Michael Bloomberg, 1997 yılında yayınladığı otobiyografisinde şöyle diyor “Bir CEO’nun önemli sorumluluğu, risk almak ve karar vermektir.” Bu ilkeyi belediye başkanı olduğunda da uygulamış. Örneğin, başkan olunca şehrin finans durumunu düzeltmek için, danışmanlarının tüm itirazlarına rağmen, emlak vergilerini yükseltmiş. Bar ve restoranlarda sigara içme yasağını getirmesi çok fırtına koparmış, ama diğer şehirler de onu izlemiş. 

Bir yorum

Bloomberg, dünyanın çok büyük bir şehrini, New York’u yönetiyor. Hem de başarılı bir biçimde. Örnek bir belediye başkanı. Bizdeki başkanlarla karşılaştırdığınızda çok önemli farklar ortaya çıkıyor. Birincisi, adamın güçlü bir eğitim alt yapısı var. Yetişmiş birisi.
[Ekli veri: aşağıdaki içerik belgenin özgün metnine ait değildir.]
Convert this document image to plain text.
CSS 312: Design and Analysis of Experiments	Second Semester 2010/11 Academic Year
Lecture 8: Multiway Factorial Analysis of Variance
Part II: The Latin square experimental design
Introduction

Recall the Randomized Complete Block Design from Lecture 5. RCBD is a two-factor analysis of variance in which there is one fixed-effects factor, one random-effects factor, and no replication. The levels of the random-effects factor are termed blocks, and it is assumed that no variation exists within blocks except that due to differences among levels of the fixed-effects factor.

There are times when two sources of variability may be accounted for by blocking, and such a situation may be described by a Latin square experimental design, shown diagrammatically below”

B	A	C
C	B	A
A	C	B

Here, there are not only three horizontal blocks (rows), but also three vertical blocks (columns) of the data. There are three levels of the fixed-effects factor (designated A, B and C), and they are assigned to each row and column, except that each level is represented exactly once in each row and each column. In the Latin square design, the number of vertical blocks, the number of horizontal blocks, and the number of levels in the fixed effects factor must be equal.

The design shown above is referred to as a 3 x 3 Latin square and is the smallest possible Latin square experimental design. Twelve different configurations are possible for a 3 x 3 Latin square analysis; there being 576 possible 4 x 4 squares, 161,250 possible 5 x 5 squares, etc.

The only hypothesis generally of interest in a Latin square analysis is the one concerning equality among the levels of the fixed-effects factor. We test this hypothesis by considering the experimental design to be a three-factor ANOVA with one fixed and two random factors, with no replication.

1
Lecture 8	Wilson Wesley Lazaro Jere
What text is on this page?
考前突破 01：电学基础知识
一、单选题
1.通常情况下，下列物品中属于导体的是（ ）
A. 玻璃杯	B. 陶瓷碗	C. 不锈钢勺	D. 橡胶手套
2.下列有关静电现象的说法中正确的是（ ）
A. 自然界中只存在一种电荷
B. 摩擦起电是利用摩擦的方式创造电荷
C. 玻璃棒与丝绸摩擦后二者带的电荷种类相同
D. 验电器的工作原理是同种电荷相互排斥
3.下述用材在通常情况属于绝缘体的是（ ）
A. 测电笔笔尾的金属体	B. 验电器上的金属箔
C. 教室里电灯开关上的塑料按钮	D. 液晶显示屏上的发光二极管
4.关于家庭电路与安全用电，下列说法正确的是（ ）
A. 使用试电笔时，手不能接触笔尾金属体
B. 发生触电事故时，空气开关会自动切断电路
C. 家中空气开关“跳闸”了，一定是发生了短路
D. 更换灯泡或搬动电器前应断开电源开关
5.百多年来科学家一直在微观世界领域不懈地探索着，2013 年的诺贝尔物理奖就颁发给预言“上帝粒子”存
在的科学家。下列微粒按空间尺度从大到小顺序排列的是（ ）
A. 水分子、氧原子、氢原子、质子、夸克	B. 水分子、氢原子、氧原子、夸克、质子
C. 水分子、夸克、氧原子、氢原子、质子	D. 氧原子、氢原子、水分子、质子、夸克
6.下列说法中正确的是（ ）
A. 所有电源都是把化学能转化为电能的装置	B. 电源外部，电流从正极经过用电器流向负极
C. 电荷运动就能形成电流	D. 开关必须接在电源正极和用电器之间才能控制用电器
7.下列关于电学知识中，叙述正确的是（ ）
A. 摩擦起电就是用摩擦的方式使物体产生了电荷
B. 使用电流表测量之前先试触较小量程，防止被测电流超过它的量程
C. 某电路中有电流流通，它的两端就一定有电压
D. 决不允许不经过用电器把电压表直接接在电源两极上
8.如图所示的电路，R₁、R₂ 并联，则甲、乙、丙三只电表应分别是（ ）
Bu nedenle, sanata, sanatçıya ve çevreye saygılı; sanatın içine tükürmeye kalkmıyor; her gördüğü yeşil alana bina yapmıyor. İkincisi, başkan olmadan önce yaptığı işlerle başarısını kanıtlamış birisi. Kürsülerde laf ebeliği yaparak, lafla peynir gemileri yürüterek, parti genel başkanının elini eteğini öperek oralara gelmemiş. Üçüncüsü de dürüst birisi. Servetini, belediye başkanı olmadan yapmış; başkan olduktan sonra zengin olmamış. Bizim şehirlerimiz de böyle belediye başkanları hak etmiyor mu?